On September 8, 2014, WSBT added the area's first-ever 4 p.m. newscast with the half-hour newscast called WSBT 22 News, First at 4:00. On August 15, 2016, it expanded to an hour, replacing a second airing of Jeopardy! in the 4:30 timeslot.

On September 20, 2015, WSBT added a newscast on Sunday mornings from 6:30 to 8 a.m.

In August 2016, with WSBT-DT2 getting the Fox affiliation from WSJV, it added two additional hours of WSBT's morning newscast from 7 to 9 a.m. and expanded its 10 p.m. newscast on weeknights to an hour.

From 2017 to 2023, WSBT produced newscasts for Sinclair sister station WNWO-TV in Toledo, Ohio, and continues to do so for WOLF-TV in Hazleton, Pennsylvania. Both feature(d) a centralized studio and footage from local reporters.

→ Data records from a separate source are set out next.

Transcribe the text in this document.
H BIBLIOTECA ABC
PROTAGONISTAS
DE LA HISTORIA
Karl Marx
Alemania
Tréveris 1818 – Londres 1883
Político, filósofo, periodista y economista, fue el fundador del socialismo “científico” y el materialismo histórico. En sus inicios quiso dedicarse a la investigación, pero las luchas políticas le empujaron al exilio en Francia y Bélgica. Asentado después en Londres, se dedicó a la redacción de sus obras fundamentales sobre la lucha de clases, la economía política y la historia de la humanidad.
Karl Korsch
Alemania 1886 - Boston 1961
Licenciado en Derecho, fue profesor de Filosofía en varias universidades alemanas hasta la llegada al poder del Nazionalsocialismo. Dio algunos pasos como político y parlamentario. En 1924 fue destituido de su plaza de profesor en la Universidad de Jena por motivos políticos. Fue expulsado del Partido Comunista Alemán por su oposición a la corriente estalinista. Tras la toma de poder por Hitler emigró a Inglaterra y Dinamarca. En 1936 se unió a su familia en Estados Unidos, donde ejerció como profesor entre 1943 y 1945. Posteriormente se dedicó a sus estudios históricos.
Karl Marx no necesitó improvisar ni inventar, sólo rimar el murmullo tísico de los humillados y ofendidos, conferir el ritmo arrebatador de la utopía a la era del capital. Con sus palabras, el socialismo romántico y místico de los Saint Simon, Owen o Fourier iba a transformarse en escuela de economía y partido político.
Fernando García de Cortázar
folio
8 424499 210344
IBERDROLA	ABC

===Notable former on-air staff===
- Sage Steele – reporter (1995–1997; later at ESPN)
- Kate Sullivan – reporter (recently left WBBM-TV in Chicago)
- Jackie Walorski – reporter (1985–1989; later represented Indiana's 2nd Congressional District from 2013 until her death on August 3, 2022)

==Technical information==

===Subchannels===
The station's signal is multiplexed:

Subchannels of WSBT-TV
| Channel | Res. | Short name | Programming |
| 22.1 | 1080i | CBS | CBS |
| 22.2 | 720p | FOX | Fox |
| 22.3 | 480i | Charge! | Charge! |
| 28.1 | 480i | ROAR | Roar (WSJV) |
| 28.6 | Bounce | Bounce TV (WSJV) |

In 2001, WSBT-TV became the second TV station in Michiana (behind WNDU-TV) to broadcast a digital signal.

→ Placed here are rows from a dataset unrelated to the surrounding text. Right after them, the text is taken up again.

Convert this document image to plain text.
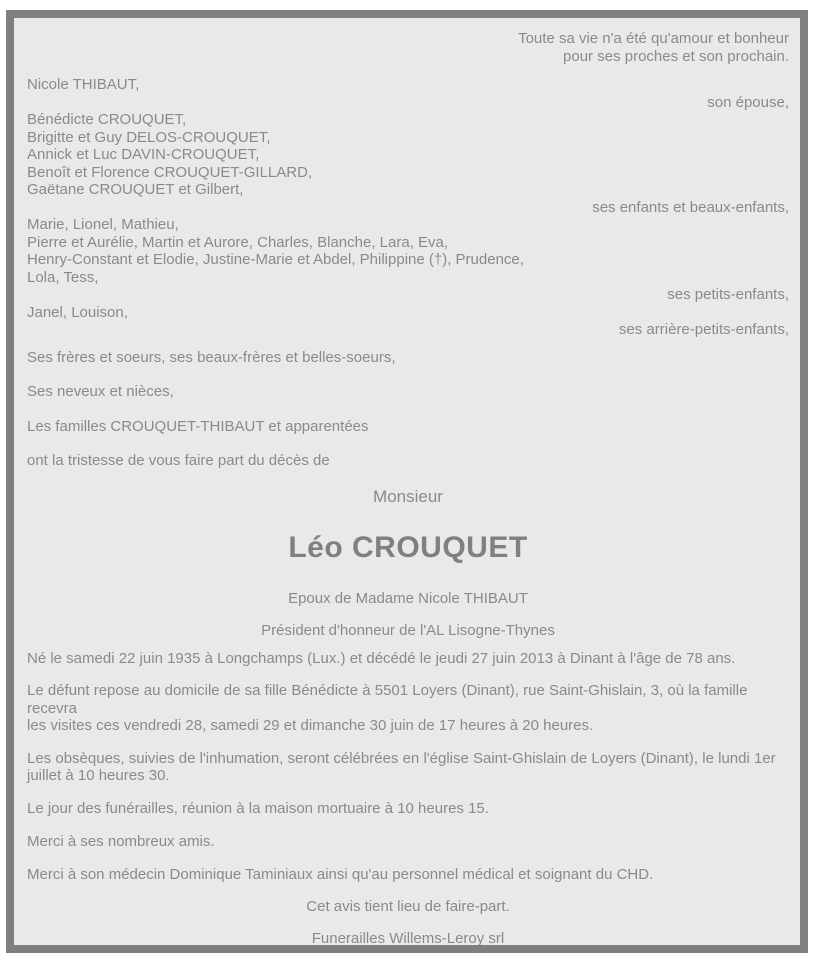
Toute sa vie n'a été qu'amour et bonheur
pour ses proches et son prochain.
Nicole THIBAUT,
son épouse,
Bénédicte CROUQUET,
Brigitte et Guy DELOS-CROUQUET,
Annick et Luc DAVIN-CROUQUET,
Benoît et Florence CROUQUET-GILLARD,
Gaëtane CROUQUET et Gilbert,
ses enfants et beaux-enfants,
Marie, Lionel, Mathieu,
Pierre et Aurélie, Martin et Aurore, Charles, Blanche, Lara, Eva,
Henry-Constant et Elodie, Justine-Marie et Abdel, Philippine (†), Prudence,
Lola, Tess,
ses petits-enfants,
Janel, Louison,
ses arrière-petits-enfants,
Ses frères et soeurs, ses beaux-frères et belles-soeurs,
Ses neveux et nièces,
Les familles CROUQUET-THIBAUT et apparentées
ont la tristesse de vous faire part du décès de
Monsieur
Léo CROUQUET
Epoux de Madame Nicole THIBAUT
Président d'honneur de l'AL Lisogne-Thynes
Né le samedi 22 juin 1935 à Longchamps (Lux.) et décédé le jeudi 27 juin 2013 à Dinant à l'âge de 78 ans.
Le défunt repose au domicile de sa fille Bénédicte à 5501 Loyers (Dinant), rue Saint-Ghislain, 3, où la famille recevra
les visites ces vendredi 28, samedi 29 et dimanche 30 juin de 17 heures à 20 heures.
Les obsèques, suivies de l'inhumation, seront célébrées en l'église Saint-Ghislain de Loyers (Dinant), le lundi 1er
juillet à 10 heures 30.
Le jour des funérailles, réunion à la maison mortuaire à 10 heures 15.
Merci à ses nombreux amis.
Merci à son médecin Dominique Taminiaux ainsi qu'au personnel médical et soignant du CHD.
Cet avis tient lieu de faire-part.
Funerailles Willems-Leroy srl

In 2003, WSBT launched a UPN-affiliated digital subchannel (branded as "UPN Michiana") on digital channel 22.2. WSBT-DT2 became an independent station in September 2006, when UPN shut down and its programming was merged with that of The WB to form The CW. At that point, UPN Michiana was rebranded as SBT2. On August 1, 2016, SBT2 became "Fox Michiana". The weather radar channel was discontinued at that time.

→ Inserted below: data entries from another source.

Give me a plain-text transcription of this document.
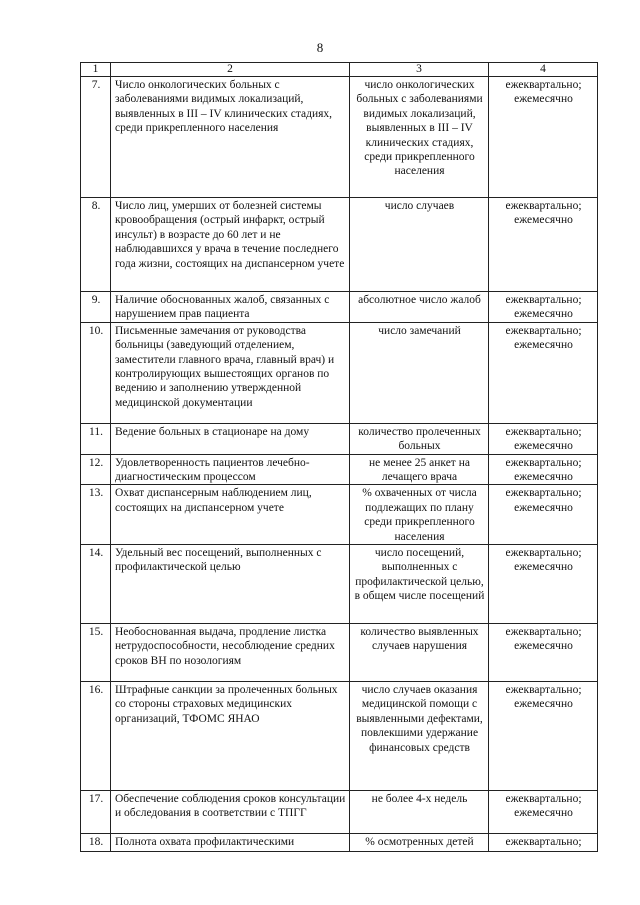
8
1	2	3	4
7.	Число онкологических больных с заболеваниями видимых локализаций, выявленных в III – IV клинических стадиях, среди прикрепленного населения	число онкологических больных с заболеваниями видимых локализаций, выявленных в III – IV клинических стадиях, среди прикрепленного населения	ежеквартально; ежемесячно
8.	Число лиц, умерших от болезней системы кровообращения (острый инфаркт, острый инсульт) в возрасте до 60 лет и не наблюдавшихся у врача в течение последнего года жизни, состоящих на диспансерном учете	число случаев	ежеквартально; ежемесячно
9.	Наличие обоснованных жалоб, связанных с нарушением прав пациента	абсолютное число жалоб	ежеквартально; ежемесячно
10.	Письменные замечания от руководства больницы (заведующий отделением, заместители главного врача, главный врач) и контролирующих вышестоящих органов по ведению и заполнению утвержденной медицинской документации	число замечаний	ежеквартально; ежемесячно
11.	Ведение больных в стационаре на дому	количество пролеченных больных	ежеквартально; ежемесячно
12.	Удовлетворенность пациентов лечебно-диагностическим процессом	не менее 25 анкет на лечащего врача	ежеквартально; ежемесячно
13.	Охват диспансерным наблюдением лиц, состоящих на диспансерном учете	% охваченных от числа подлежащих по плану среди прикрепленного населения	ежеквартально; ежемесячно
14.	Удельный вес посещений, выполненных с профилактической целью	число посещений, выполненных с профилактической целью, в общем числе посещений	ежеквартально; ежемесячно
15.	Необоснованная выдача, продление листка нетрудоспособности, несоблюдение средних сроков ВН по нозологиям	количество выявленных случаев нарушения	ежеквартально; ежемесячно
16.	Штрафные санкции за пролеченных больных со стороны страховых медицинских организаций, ТФОМС ЯНАО	число случаев оказания медицинской помощи с выявленными дефектами, повлекшими удержание финансовых средств	ежеквартально; ежемесячно
17.	Обеспечение соблюдения сроков консультации и обследования в соответствии с ТПГГ	не более 4-х недель	ежеквартально; ежемесячно
18.	Полнота охвата профилактическими	% осмотренных детей	ежеквартально;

===Analog-to-digital conversion===
WSBT-TV shut down its analog signal, over UHF channel 22, on February 17, 2009, the original target date on which full-power television stations in the United States were to transition from analog to digital broadcasts under federal mandate (which was later pushed back to June 12, 2009). The station's digital signal relocated from its pre-transition UHF channel 30 to channel 22 for post-transition operations.